No tocante ao primeiro requisito é fundamental que seja identificada uma distorção em um determinado setor econômico que justifique a intervenção da União no sentido de incentivar ou induzir comportamento do contribuinte por meio da cobrança de uma contribuição. Essa intervenção, portanto, deve ser pontual e até mesmo provisória, sendo restabelecido o status quo quando for reequilibrado o setor.

Vale ressaltar que essa ingerência do Estado no domínio econômico por meio de uma CIDE deve estar voltada ao cumprimento dos princípios da Ordem Econômica Constitucional, previstos no art. 170 da Constituição Federal.

Ademais, é importante pontuar que a instituição de uma CIDE só é justificada em razão de uma atuação indireta da União na economia, sendo observados os limites do art. 174 da Constituição que estabelece que o Estado, como agente normativo e regulador da atividade econômica, exercerá, na forma da lei, as funções de fiscalização, incentivo e planejamento. Isso porque, na atuação direta, nos termos dos artigos 173 e 177, a União é o próprio agente econômico, não sendo procedente a intervenção por meio de uma CIDE, já que os recursos oriundos da própria atividade exercida servirão para cumprir sua finalidade de intervenção na economia.

O segundo requisito de validade das contribuições de intervenção no domínio econômico é a referibilidade, assim denominada a vinculação, ao menos indireta – embora clara e objetiva –, entre o sujeito passivo da contribuição e a finalidade da intervenção promovida pelo Estado em determinado setor econômico.

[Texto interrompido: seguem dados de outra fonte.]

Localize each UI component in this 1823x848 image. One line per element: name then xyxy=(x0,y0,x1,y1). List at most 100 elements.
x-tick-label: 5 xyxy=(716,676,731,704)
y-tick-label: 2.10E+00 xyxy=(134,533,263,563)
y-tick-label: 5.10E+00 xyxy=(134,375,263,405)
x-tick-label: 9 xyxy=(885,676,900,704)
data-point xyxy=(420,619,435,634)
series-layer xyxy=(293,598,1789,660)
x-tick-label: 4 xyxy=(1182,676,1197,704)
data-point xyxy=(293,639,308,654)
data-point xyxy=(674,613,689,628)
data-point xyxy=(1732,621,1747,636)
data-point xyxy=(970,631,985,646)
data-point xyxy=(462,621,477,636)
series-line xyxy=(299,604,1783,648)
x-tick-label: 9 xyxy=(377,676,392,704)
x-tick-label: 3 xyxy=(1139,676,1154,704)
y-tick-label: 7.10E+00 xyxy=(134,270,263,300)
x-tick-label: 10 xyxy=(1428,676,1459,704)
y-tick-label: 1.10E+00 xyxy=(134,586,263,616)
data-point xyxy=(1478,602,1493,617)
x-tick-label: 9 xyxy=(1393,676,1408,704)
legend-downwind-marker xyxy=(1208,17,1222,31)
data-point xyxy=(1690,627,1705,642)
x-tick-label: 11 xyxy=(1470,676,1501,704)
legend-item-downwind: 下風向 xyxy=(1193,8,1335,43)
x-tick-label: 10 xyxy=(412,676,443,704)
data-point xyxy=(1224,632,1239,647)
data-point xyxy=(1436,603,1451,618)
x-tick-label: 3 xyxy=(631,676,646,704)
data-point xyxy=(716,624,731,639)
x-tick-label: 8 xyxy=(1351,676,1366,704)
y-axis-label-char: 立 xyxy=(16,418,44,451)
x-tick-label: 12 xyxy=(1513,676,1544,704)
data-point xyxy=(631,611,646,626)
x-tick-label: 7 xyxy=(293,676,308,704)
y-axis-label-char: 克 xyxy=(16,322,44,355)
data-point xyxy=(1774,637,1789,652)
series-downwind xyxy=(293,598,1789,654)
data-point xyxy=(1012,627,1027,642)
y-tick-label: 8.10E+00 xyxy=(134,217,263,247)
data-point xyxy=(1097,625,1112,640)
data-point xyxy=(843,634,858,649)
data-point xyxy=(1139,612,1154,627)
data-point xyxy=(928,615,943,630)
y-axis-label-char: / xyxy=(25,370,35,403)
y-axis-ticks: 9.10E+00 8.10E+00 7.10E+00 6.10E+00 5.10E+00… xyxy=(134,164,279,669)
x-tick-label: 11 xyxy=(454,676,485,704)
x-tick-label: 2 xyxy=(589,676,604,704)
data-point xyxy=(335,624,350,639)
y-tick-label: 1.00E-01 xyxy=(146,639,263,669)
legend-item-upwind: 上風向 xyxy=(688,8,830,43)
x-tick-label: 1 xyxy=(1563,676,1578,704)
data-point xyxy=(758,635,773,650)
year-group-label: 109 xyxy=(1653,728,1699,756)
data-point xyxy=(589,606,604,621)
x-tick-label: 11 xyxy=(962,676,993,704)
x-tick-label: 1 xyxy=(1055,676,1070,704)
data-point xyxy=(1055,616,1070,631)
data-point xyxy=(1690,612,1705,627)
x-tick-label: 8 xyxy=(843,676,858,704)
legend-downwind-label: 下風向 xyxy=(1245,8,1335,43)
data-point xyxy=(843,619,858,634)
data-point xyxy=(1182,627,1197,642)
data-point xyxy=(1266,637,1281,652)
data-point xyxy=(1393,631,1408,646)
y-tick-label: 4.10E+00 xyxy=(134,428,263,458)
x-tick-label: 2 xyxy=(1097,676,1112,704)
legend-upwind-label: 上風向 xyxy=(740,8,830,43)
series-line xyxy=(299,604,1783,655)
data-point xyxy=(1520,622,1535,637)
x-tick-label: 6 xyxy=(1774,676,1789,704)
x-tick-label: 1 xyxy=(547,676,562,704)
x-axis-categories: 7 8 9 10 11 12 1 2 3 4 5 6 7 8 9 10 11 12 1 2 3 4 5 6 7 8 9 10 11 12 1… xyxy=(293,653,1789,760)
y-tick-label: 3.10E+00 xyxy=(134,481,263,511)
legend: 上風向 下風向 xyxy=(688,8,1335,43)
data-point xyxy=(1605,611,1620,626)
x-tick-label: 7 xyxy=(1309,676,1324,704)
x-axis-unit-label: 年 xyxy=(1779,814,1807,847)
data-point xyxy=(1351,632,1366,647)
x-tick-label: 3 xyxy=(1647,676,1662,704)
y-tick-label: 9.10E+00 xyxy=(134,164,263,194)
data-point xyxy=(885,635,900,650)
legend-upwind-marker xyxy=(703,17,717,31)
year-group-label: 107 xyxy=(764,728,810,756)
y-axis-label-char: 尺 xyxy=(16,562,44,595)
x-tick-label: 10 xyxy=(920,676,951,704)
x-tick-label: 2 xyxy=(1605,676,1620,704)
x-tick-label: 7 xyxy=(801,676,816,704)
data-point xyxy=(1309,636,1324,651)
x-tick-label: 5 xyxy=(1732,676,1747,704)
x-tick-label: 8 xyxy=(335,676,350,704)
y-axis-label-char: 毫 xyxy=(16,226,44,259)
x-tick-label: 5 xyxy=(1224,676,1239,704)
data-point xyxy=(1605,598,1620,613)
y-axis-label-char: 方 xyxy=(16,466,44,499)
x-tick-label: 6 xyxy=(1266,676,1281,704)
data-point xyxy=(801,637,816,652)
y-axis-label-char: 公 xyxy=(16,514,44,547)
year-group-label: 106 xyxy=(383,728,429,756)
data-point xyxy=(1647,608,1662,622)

Assim, a intervenção no domínio econômico deve estar circunscrita a uma determinada área ou segmento da atividade econômica que justifique a cobrança da contribuição sendo suficiente que o sujeito passivo faça parte do grupo econômico que tenha um liame indireto com a intervenção[3].

O terceiro requisito de validade das contribuições de intervenção no domínio econômico diz respeito à destinação das receitas arrecadadas. Trata-se de traço distintivo da espécie tributária, pois a vinculação entre a contribuição e a aplicação de suas receitas às finalidades que justificam a sua criação decorre da própria exigência constitucional de necessidade de intervenção na economia para sua criação. Para a professora Misabel Derzi[4], a destinação da receita desse tipo de contribuição converte-se no próprio fato gerador, visto que a sua finalidade está intrinsecamente ligada à destinação do produto da arrecadação.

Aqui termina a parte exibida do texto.